プロデューサー・井上らの反対を押しきって、杏子は相手役に竜介を選ぶ。 まもなく、ドラマの立ち稽古が始まる。新人の竜介は思うように演技ができず杏子やディレクターから容赦のない叱責がとぶ。 そんな竜介を、心配そうに見つめる友子。 ドラマ「愛の流氷」がスタート。 が、視聴率はあがらず、杏子への辛辣な批評も耳に入る。 杏子の所属する事務所の社長・孝枝は、三十六歳という杏子の年齢を気にかけ、今は新人・千乃の売り込みに力を入れる。 そんなある朝、友子が杏子のマンションへ迎えにいくと、杏子は睡眠薬を飲んで倒れていた。
杏子が睡眠薬の飲みすぎで、病院へ運ばれる。お酒と一緒に飲んでいるうちに量がわからなくなったという。 病院にレポーターがつめかけ、自殺未遂かと騒がれる。皮肉なことに、その翌日から、ドラマの視聴率が急に上がり始める。 まもなく、杏子が退院。ドラマに復帰する。竜介の演技は日毎に上達し、プロデューサーらからもほめられる。 杏子も満足し、竜介を部屋に招待する。 が、宗方からも誘われ、杏子は宗方に会いにいってしまう。 翌日、宗方とのデートから帰ってきた杏子を、竜介が待ちぶせ。いきなり抱きしめる。
竜介が杏子に愛を告白。その熱情に押しきられ、杏子は竜介と一夜を過ごす。 その二人を目撃した友子は傷つく。
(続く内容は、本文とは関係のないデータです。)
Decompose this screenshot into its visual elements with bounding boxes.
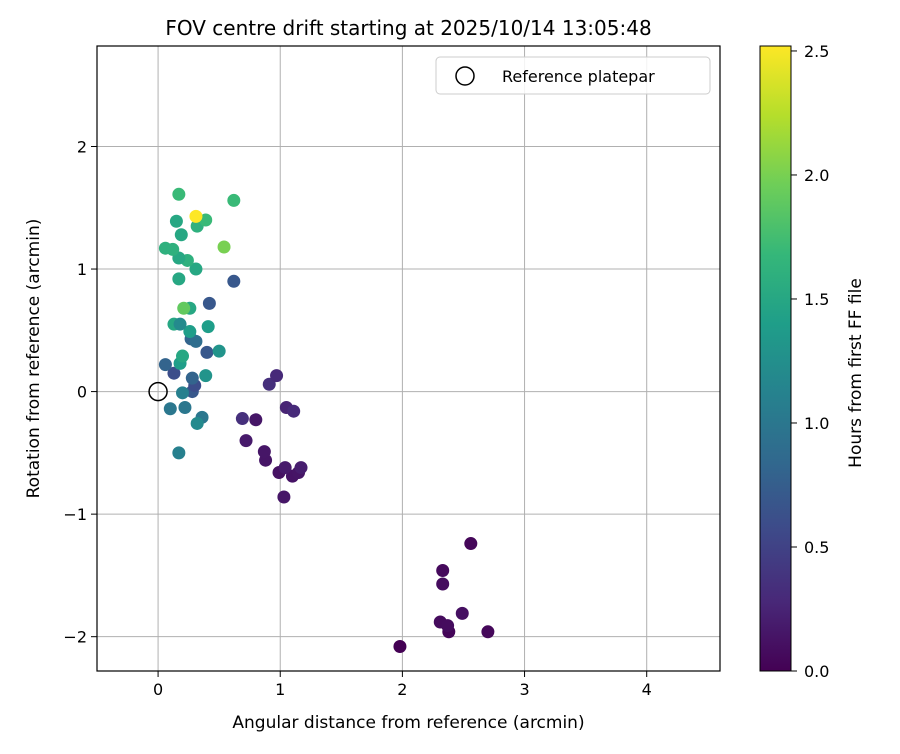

友子は密かに竜介に思いを寄せていたのだ。「愛の流氷」の収録が全て終了。竜介は杏子への思いを募らせるが、杏子は最早竜介に何の関心も示さなかった。 孝枝が杏子に新しいドラマの仕事を持ってくる。また不倫ものなので、嫌がる杏子。 が、なんとか説得して、引き受けさせる。 そのドラマが急にホームドラマに変更。主役はかすみ、準主役に千乃が決まる。 孝枝の事務所に、竜介が入る。孝枝は千乃の相手役に竜介を売りこむ。杏子には内緒だった。